When analyzing functions, critical points play a key role in understanding their behavior. A critical point occurs wherever the derivative of a function is equal to zero or undefined. These points are essential as they often indicate where a function may have local minimums or maximums.

In terms of our example, we identified the function as \(f(x) = x \log_2(x)\). By differentiating using the product rule, we found the derivative to be \(f'(x) = \frac{\ln(x) + 1}{\ln(2)}\). Setting this equal to zero provides location coordinates for critical points. Solving \(\ln(x) + 1 = 0\), we determined that \(x = \frac{1}{e}\) is a critical point of the function.

Understanding the role of critical points allows us to use tests like the First Derivative Test to explore further characteristics of the function’s graph, such as identifying local extrema (i.e., local minimums and maximums). These are important for visualizing and comprehending the overall behavior and trends of the function.

Determining where a function increases or decreases can be achieved by analyzing the derivative's sign around critical points. This is crucial for understanding the function's overall shape and behavior. Once we have the derivative, assessing its sign shows us these intervals.

For our function \(f(x) = x \log_2(x)\), we found \(f'(x) = \frac{\ln(x) + 1}{\ln(2)}\). Using our previously identified critical point \(x = \frac{1}{e}\), we must determine how \(f'(x)\) behaves in the intervals surrounding this point.

• For \(x < \frac{1}{e}\), choosing a test point like \(x = \frac{1}{4}\): Here, \(\ln(\frac{1}{4}) + 1\) is negative, implying \(f'(x) < 0\). The function decreases in this interval.
• For \(x > \frac{1}{e}\), choosing a test point like \(x = 1\): Now, \(\ln(1) + 1\) is positive, implying \(f'(x) > 0\). Hence, the function increases here.

These intervals tell us exactly where the function exhibits increasing and decreasing trends.

To effectively differentiate certain functions, understanding and applying the Product Rule is necessary.

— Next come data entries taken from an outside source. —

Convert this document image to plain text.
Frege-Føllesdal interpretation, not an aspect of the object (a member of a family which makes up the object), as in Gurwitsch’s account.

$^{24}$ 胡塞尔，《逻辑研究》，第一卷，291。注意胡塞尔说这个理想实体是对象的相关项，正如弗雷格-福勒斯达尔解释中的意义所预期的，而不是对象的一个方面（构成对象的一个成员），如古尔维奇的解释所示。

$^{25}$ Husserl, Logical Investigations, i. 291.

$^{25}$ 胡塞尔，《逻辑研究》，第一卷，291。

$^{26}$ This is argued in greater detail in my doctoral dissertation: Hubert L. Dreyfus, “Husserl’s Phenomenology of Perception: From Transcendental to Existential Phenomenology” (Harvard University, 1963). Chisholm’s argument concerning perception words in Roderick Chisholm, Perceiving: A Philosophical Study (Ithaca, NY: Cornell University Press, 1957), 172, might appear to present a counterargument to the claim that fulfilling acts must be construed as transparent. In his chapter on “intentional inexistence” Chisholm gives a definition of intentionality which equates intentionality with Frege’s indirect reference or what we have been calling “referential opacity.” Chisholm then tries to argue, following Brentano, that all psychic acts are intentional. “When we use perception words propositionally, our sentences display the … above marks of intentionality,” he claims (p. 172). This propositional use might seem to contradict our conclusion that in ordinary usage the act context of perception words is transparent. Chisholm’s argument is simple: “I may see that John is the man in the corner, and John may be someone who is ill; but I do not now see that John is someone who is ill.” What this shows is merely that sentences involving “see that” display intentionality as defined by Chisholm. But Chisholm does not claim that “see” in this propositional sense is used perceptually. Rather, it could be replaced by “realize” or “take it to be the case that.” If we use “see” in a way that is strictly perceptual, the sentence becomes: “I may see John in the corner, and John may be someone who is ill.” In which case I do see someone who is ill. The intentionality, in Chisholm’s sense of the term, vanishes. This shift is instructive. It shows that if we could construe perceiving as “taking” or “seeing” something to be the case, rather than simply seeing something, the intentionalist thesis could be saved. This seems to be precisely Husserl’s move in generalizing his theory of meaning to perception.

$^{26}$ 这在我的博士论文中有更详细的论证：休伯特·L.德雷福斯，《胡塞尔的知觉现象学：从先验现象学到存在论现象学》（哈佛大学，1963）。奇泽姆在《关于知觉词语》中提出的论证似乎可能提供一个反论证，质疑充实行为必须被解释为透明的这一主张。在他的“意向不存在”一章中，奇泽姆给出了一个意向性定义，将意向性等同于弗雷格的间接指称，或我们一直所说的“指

The Product Rule is a fundamental rule in calculus used when differentiating products of two functions. If we have two functions, \(u(x)\) and \(v(x)\), their derivative is expressed as \((uv)' = u'v + uv'\). This method ensures that each component of the product is differentiated appropriately.

In our example, with \(f(x) = x \log_2(x)\), we adopted the Product Rule by setting \(u = x\) and \(v = \frac{\ln(x)}{\ln(2)}\). By applying the rule, we differentiated to find:

• \(u' = 1\)
• \(v' = \frac{1}{x\ln(2)}\)

Thus, the derivative \(f'(x) = 1 \cdot \frac{\ln(x)}{\ln(2)} + x \cdot \frac{1}{x\ln(2)}\) simplifies to \(\frac{\ln(x) + 1}{\ln(2)}\).
Understanding and mastering the Product Rule allows you to tackle more complex differentiation problems with confidence, enabling you to decompose and manage functions multiplied together with ease.